Strange, wot? I've never seen anything like it in anything I've rebuilt, and the count has to be over 50 through the years. Thin slime from water/algae buildup in long-stored vehicles was the worst I ran into.

Reply to
Larry Jaques

The Greenies I was referring to were the environmentalists whackos who said that the nasty chemicals (which really -worked- to clean carbs) were bad for the environment and made the (fellow Liberal employees of the) gov't restrict them, hence all the shitty cleaners we have nowadays. It takes 5 gallons of the new crap (and several days of work) to equal what 1/4 pint of the old 'bad' stuff could do in half an hour (by itself), and the bad stuff was reusable ten times. I fail to see, to this day, anything Greenies have accomplished.
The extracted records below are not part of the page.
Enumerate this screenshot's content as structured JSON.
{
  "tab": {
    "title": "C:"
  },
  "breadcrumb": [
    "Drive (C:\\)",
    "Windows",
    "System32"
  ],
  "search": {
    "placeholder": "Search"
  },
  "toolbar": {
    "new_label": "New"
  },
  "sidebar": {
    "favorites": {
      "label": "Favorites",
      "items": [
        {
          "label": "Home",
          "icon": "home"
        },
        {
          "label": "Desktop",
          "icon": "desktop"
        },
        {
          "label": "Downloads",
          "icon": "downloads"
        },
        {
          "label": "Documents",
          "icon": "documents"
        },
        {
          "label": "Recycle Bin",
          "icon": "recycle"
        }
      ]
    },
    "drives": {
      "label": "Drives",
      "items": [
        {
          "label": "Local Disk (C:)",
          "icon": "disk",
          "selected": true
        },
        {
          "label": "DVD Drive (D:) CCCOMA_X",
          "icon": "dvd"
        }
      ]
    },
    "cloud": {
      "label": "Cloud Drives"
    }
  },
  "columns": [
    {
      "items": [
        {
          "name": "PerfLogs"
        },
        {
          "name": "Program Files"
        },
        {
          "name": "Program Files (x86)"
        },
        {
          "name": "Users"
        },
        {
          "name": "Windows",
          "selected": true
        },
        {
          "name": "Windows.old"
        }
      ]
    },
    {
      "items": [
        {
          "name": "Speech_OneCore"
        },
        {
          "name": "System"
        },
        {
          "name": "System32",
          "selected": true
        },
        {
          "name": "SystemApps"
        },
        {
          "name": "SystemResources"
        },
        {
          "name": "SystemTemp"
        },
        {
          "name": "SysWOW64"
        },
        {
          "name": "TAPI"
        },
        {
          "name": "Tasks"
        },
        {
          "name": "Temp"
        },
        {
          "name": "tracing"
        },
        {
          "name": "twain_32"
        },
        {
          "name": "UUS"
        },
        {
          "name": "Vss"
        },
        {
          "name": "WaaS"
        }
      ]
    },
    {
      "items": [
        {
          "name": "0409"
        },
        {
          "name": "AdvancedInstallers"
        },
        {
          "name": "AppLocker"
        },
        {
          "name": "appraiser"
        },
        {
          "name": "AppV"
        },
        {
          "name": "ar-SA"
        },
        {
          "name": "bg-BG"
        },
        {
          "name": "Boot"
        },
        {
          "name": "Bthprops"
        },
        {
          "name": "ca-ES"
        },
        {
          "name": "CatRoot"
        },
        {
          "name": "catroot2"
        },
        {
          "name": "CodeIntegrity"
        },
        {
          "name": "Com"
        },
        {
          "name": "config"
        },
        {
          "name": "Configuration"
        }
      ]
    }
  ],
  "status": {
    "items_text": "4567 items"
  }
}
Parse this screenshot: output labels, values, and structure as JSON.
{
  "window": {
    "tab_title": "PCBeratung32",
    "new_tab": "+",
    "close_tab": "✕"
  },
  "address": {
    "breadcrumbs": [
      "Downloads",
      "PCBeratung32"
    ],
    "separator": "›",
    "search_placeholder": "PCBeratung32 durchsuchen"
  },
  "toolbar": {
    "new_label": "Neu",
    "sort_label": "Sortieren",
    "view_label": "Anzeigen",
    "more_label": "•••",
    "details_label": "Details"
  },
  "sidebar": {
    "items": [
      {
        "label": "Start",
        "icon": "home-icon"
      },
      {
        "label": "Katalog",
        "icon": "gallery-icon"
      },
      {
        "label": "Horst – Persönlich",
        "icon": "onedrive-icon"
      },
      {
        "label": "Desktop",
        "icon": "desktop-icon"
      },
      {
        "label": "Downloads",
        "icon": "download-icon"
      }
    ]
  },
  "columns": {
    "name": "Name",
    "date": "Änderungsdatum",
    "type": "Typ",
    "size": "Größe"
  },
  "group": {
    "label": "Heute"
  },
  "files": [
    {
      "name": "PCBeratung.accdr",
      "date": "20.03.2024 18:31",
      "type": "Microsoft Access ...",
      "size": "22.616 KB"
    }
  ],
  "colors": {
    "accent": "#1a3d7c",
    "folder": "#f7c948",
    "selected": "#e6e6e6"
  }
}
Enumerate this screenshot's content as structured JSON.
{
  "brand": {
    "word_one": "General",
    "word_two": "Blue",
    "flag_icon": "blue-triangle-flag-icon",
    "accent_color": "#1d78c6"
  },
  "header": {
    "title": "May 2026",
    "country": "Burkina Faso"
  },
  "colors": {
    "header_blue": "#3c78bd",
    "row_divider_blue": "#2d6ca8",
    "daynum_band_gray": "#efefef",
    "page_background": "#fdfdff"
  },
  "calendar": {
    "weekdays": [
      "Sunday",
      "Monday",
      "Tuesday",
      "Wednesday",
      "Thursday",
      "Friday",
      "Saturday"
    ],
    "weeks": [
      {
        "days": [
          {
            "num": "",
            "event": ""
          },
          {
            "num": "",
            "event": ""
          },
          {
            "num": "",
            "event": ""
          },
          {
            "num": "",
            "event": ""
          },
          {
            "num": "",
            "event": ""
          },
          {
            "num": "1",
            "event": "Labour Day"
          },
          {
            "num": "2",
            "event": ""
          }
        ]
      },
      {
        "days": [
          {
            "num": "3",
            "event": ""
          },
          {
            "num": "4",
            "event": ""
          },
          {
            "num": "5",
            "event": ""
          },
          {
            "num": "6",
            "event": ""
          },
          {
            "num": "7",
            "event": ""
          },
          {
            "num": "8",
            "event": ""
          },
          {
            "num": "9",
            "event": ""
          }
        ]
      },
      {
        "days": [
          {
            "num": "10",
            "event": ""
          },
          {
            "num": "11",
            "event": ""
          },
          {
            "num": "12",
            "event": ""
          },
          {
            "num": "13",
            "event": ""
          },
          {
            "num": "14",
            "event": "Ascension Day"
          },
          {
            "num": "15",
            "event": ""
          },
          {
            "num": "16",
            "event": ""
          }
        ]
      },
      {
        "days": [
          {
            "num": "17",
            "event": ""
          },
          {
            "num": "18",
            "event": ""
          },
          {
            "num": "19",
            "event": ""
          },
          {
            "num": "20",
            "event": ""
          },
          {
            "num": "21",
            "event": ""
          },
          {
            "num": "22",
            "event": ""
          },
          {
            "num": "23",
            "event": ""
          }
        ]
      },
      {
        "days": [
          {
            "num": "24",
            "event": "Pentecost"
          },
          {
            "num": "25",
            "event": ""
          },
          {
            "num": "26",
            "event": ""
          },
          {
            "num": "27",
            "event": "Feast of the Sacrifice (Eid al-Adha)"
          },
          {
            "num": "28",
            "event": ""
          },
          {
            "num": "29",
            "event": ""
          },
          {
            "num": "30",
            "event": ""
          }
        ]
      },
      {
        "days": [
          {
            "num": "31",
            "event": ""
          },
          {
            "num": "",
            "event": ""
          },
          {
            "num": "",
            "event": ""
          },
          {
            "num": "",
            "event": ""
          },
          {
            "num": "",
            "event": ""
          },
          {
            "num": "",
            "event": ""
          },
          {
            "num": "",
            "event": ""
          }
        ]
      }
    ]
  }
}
I can imagine that. RE: being hard on gaskets/diaphragms, everything nowadays is made with viton, which is impervious, designed to withstand the chemical additives.

I'd be a mite picky about my airplane fuel, too.

Reply to
Larry Jaques

When Oregon mandated oxygenated (ethanol) gas in 2004?, my gas mileage went down 15%. If I have to burn 15% more gas when using 10% ethanol, how can that -possibly- be better for the environment or the attempt to stop importing foreign oil for fuel? Especially when ethanol has been proven to consume more energy to create than it gives back? I'd like to whup these idiots upside the haid, I would.